For crime victims and perpetrators as well, hospital emergency rooms are often the first stop on a long journey of recovery, compensation or punishment.
Around 100 million people visit emergency rooms in the United States each year. The medical ER staff works long hours sorting through the ailing bodies, wounded spirits and disordered lives of a diverse population. Although overburdened and understaffed, these caregivers deal with stabbings, shootings, heart attacks, rapes, drug overdoses, diseases and mangled bodies from car accidents.
One of the first steps taken when a new arrival hits the ER is triage, a French word meaning “to sort.” A new patient is triaged to determine the most critical treatment priority. What to deal with first, a heart attack, fractured femur or a drug overdose?

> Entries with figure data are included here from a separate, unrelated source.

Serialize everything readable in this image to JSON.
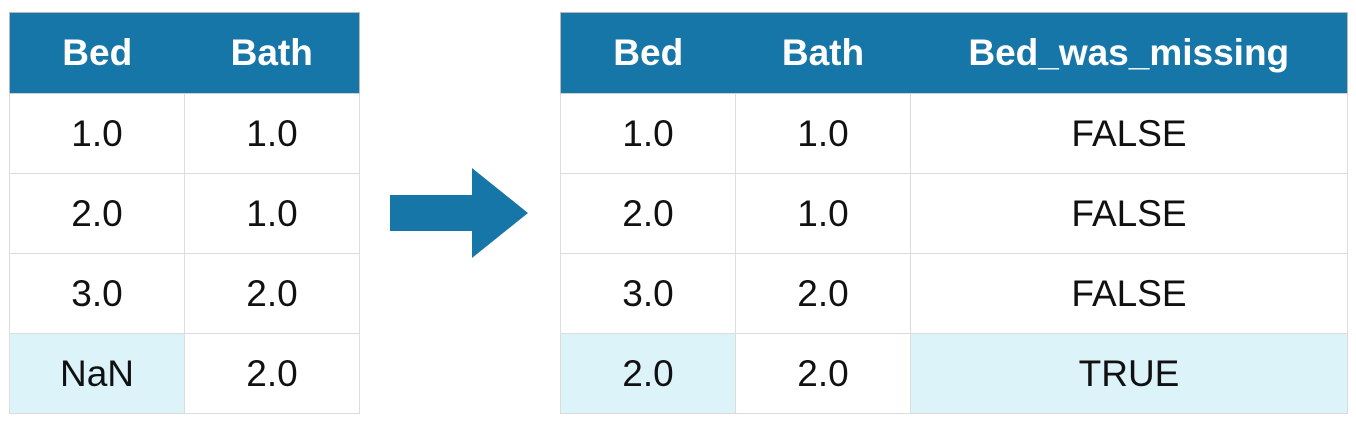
{
  "before_table": {
    "columns": [
      "Bed",
      "Bath"
    ],
    "rows": [
      [
        "1.0",
        "1.0"
      ],
      [
        "2.0",
        "1.0"
      ],
      [
        "3.0",
        "2.0"
      ],
      [
        "NaN",
        "2.0"
      ]
    ]
  },
  "after_table": {
    "columns": [
      "Bed",
      "Bath",
      "Bed_was_missing"
    ],
    "rows": [
      [
        "1.0",
        "1.0",
        "FALSE"
      ],
      [
        "2.0",
        "1.0",
        "FALSE"
      ],
      [
        "3.0",
        "2.0",
        "FALSE"
      ],
      [
        "2.0",
        "2.0",
        "TRUE"
      ]
    ]
  },
  "arrow_icon": "right-arrow-icon",
  "colors": {
    "header": "#1776a8",
    "header_text": "#ffffff",
    "highlight": "#dcf3fa",
    "arrow": "#1776a8"
  }
}
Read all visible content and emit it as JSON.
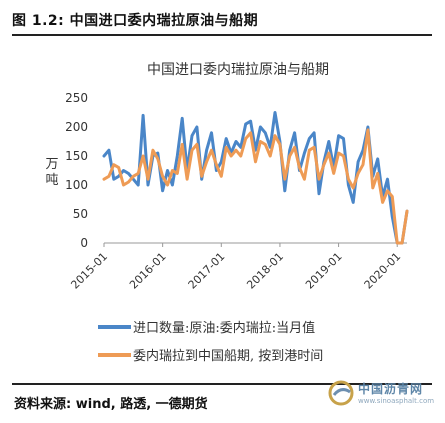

An initial exam consists of the ABCs: airway, breathing, circulation. All three are crucial to sustaining life and are measured by taking the vital signs. When that has been done, a thorough head-to-toe examination can follow. A quick analysis of appearance and sometimes odor can tell the doctor a lot of information. Is the patient cold and clammy, hot and flushed, bluish or blue-gray, or yellow-orange? How does the breath smell? These are questions that must be answered.
Sometimes death is swift and uncontrolled, a violent car crash for example, or slow and expected when a fatal disease is involved. However, as much as one-fourth of the human race will die from potentially reversible problems. Their deaths could have been prevented if the proper measures had been promptly applied.
In the 1940s the concept of reviving and resuscitating patients with “hearts too good to die” began to take shape. By the 1960s it was an accepted practice and many patients with “hearts too good to die” have been saved.
This is the case with hospital patients who are found not breathing or with no pulse. In such situations a “code” is called to summon a crash team to the bedside. Such teams can consist of cardiologists, anesthesiologists, nurses, a respiratory therapist and sometimes a pharmacist, all depending on the size and resources of the hospital and the staff available.
The equipment mobilized could include a defibrillator with an ECG monitor, IV fluids, drugs and tubes.